Comment faire cuire des madeleines moelleuses et délicieuses ?

Pour des madeleines moelleuses, la cuisson joue le rôle principal. Préchauffer le four à 220 à 240°C, enfourner les plaques 4 à 5 minutes, puis baisser la température à 180 à 200°C pour terminer la cuisson. La première poussée de chaleur crée la fameuse bosse, la seconde cuisson plus douce assure une mie uniforme. Astuce de grand mère, laisser reposer la pâte au frais quelques heures pour aider la bosse et éviter les grumeaux. Ne pas trop battre après les œufs, garder un peu d’air. Résultat, croûte dorée, intérieur tendre, parfum de beurre et de citron, tout simplement irrésistible, vraiment.

Est-ce que la madeleine est bonne pour la santé ?

Réponse honnête, une madeleine classique reste un plaisir sucré, pas un aliment santé. Mais il existe la madeleine longue, hyperprotéinée et hypercalorique, pensée pour répondre à la dénutrition, excellente au petit déjeuner ou en collation quand il faut reprendre des forces. À déguster avec une boisson chaude ou froide, café, chocolat ou jus, selon l’envie. Moi, je l’aime à la bonne franquette, trempée dans un bol comme enfant. Ne pas en abuser tous les jours, savourer plutôt qu’ingérer, et surtout adapter selon les besoins nutritionnels, c’est ça le vrai secret. Et consulter un professionnel de santé en cas de doute.

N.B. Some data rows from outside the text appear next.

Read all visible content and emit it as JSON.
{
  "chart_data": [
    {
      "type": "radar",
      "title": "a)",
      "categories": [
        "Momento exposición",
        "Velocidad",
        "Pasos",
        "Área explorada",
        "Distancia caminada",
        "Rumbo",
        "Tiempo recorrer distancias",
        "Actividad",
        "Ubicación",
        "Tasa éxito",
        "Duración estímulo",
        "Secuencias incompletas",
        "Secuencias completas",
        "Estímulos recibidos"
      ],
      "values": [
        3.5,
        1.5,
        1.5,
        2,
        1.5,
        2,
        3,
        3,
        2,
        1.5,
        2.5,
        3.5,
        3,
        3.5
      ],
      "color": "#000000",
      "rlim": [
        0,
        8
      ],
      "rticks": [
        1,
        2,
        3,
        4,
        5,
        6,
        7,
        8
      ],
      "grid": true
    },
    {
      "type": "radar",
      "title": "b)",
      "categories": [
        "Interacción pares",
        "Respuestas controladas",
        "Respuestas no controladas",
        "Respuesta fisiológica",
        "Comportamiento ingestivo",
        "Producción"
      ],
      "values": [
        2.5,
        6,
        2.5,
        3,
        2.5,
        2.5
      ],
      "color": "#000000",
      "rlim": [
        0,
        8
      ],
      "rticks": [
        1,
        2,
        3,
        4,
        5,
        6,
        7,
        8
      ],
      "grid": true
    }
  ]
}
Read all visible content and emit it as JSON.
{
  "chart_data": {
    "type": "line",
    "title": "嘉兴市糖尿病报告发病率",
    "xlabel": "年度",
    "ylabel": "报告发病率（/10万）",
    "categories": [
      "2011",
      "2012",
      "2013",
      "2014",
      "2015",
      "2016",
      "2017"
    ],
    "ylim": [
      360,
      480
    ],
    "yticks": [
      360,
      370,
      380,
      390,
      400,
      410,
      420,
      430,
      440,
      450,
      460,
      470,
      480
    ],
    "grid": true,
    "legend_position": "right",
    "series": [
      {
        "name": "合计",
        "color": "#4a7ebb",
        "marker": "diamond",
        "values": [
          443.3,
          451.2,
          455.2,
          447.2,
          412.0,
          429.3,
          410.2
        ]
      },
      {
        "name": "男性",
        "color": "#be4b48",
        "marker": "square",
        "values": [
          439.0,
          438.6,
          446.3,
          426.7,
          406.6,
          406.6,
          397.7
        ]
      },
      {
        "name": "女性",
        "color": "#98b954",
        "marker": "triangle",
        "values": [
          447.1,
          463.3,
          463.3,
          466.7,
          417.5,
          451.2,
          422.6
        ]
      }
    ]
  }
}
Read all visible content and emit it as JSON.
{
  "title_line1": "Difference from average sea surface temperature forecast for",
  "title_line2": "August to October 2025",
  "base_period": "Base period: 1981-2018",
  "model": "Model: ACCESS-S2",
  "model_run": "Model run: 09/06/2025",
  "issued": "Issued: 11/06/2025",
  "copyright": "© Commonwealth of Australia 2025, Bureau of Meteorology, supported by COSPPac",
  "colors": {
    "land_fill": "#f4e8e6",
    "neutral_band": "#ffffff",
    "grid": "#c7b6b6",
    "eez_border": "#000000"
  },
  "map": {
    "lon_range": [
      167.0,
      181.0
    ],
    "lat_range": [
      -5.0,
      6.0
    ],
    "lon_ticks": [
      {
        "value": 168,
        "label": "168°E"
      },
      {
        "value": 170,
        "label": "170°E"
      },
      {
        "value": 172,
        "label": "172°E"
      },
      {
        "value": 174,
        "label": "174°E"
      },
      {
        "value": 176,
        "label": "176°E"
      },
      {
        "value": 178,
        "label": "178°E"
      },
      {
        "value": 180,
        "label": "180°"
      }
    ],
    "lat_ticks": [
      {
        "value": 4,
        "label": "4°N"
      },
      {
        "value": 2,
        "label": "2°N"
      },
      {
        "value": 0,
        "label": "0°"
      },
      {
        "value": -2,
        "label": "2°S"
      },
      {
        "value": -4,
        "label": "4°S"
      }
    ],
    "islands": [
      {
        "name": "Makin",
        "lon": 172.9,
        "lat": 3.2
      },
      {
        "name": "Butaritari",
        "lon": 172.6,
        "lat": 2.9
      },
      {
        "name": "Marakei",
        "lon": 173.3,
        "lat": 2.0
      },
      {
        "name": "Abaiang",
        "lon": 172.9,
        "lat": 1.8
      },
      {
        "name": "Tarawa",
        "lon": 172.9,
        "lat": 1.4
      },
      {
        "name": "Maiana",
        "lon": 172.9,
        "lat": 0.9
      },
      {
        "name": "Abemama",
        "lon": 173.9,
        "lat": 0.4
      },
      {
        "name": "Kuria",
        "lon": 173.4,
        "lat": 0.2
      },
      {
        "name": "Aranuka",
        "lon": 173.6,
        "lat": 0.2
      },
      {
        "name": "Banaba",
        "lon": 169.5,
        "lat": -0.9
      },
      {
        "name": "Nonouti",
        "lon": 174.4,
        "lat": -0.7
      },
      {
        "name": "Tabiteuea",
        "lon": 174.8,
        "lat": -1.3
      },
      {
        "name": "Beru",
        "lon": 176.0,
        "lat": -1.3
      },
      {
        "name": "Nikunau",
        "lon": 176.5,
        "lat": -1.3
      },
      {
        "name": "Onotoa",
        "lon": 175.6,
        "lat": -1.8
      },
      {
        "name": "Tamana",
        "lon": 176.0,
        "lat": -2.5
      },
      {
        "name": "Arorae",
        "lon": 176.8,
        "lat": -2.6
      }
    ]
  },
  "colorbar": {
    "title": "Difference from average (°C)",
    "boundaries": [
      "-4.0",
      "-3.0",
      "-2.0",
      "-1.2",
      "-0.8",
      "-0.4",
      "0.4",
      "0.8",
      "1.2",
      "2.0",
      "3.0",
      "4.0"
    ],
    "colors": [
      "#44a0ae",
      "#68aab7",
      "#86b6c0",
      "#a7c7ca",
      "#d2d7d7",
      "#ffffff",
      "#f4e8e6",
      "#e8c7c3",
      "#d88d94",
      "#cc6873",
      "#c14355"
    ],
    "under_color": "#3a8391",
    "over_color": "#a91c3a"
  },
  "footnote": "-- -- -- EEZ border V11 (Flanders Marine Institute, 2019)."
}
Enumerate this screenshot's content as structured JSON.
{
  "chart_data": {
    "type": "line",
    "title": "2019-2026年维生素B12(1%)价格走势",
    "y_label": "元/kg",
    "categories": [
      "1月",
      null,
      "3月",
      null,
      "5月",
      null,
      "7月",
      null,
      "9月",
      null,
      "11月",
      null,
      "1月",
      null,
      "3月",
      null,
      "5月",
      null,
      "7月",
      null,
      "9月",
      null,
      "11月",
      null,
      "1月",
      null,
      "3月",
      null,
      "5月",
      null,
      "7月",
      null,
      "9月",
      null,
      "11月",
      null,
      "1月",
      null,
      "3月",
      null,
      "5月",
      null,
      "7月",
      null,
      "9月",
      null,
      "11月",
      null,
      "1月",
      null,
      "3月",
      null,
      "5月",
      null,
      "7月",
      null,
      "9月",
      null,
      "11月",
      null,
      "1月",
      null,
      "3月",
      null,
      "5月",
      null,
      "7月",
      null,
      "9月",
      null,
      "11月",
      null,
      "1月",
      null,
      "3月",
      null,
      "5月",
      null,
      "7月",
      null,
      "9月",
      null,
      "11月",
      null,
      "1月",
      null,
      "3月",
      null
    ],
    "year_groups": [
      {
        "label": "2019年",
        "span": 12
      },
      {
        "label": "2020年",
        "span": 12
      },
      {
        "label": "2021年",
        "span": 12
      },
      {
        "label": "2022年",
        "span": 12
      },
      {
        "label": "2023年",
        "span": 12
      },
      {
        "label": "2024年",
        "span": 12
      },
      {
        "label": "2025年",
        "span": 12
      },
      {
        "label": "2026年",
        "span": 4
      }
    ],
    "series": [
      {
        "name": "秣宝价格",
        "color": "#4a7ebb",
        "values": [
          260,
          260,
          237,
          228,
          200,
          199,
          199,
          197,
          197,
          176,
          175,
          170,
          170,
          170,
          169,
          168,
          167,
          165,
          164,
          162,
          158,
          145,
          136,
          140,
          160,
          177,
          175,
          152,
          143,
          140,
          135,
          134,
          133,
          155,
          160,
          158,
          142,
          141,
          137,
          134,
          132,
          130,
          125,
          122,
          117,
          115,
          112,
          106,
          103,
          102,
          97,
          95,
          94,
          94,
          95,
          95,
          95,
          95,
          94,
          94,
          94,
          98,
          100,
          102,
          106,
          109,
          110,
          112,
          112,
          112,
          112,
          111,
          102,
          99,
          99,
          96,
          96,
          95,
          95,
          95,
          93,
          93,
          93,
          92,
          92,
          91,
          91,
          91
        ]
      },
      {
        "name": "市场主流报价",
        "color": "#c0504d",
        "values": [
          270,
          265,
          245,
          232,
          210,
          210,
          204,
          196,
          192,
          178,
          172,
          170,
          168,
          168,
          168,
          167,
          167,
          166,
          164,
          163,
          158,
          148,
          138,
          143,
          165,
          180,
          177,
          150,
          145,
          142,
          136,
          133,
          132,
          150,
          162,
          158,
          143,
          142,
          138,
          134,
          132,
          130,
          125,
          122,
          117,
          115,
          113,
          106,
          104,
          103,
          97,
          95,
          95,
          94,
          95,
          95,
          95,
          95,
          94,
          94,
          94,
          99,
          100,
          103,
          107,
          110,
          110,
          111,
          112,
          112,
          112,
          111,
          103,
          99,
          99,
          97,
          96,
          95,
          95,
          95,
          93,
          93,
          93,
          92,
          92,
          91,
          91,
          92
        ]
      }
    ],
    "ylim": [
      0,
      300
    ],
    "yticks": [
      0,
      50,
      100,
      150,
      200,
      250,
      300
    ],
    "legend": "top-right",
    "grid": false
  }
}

Quelle est l’origine du gâteau la madeleine ?

Histoire racontée à la table, la madeleine a une origine presque royale. Le roi Stanislas de Pologne les apprécia tellement qu’il en envoya un colis à sa fille Marie, épouse de Louis XV. Marie, charmée, décida de les nommer Madeleine en hommage à celle qui les avait créés. Depuis, ces petits gâteaux sont devenus incontournables, et chacun possède sa version, plus ou moins dodue, plus ou moins citronnée. J’ai appris ça en fouillant un vieux livre de recettes, entre une tarte aux pommes ratée et une fournée réussie. Résultat, la madeleine, c’est une histoire à partager. à déguster avec bonheur.